In the present work, we describe the symbiotic proteome of a photosynthetic Bradyrhizobium in root and in stem nodules. Furthermore, we show that fixA locus is mandatory to establish an efficient symbiosis which is likely involved in providing electrons to nitrogenase as established in other rhizobia and which suggests a so far unknown role for etfAB in symbiosis. In addition, our study indicates that the previous mutagenesis studies were not saturating and that some highly abundant proteins are not required to established efficient symbiosis.

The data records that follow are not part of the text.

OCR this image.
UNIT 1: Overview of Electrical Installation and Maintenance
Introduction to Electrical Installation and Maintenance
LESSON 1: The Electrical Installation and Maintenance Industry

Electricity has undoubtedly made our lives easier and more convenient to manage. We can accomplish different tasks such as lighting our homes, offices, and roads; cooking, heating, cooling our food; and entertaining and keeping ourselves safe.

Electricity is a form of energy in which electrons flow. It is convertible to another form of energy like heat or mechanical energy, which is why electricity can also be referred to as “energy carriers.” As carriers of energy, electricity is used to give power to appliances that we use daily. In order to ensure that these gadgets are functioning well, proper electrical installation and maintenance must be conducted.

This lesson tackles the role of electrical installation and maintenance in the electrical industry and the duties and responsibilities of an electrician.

On the contrary, we did not detect some proteins for which the corresponding genes have been identified previously as required for symbiosis (Table S6). This might be due to low abundance of these proteins, or, to physical properties that are incompatible with proteins extraction or detection. Beyond these technical limitations, the dynamics of the symbiotic process might also be a possible biological reason that might explain the failure to detect proteins essential for symbiosis. Together, our data highlight the complementarity of the genetic and the proteomics approaches.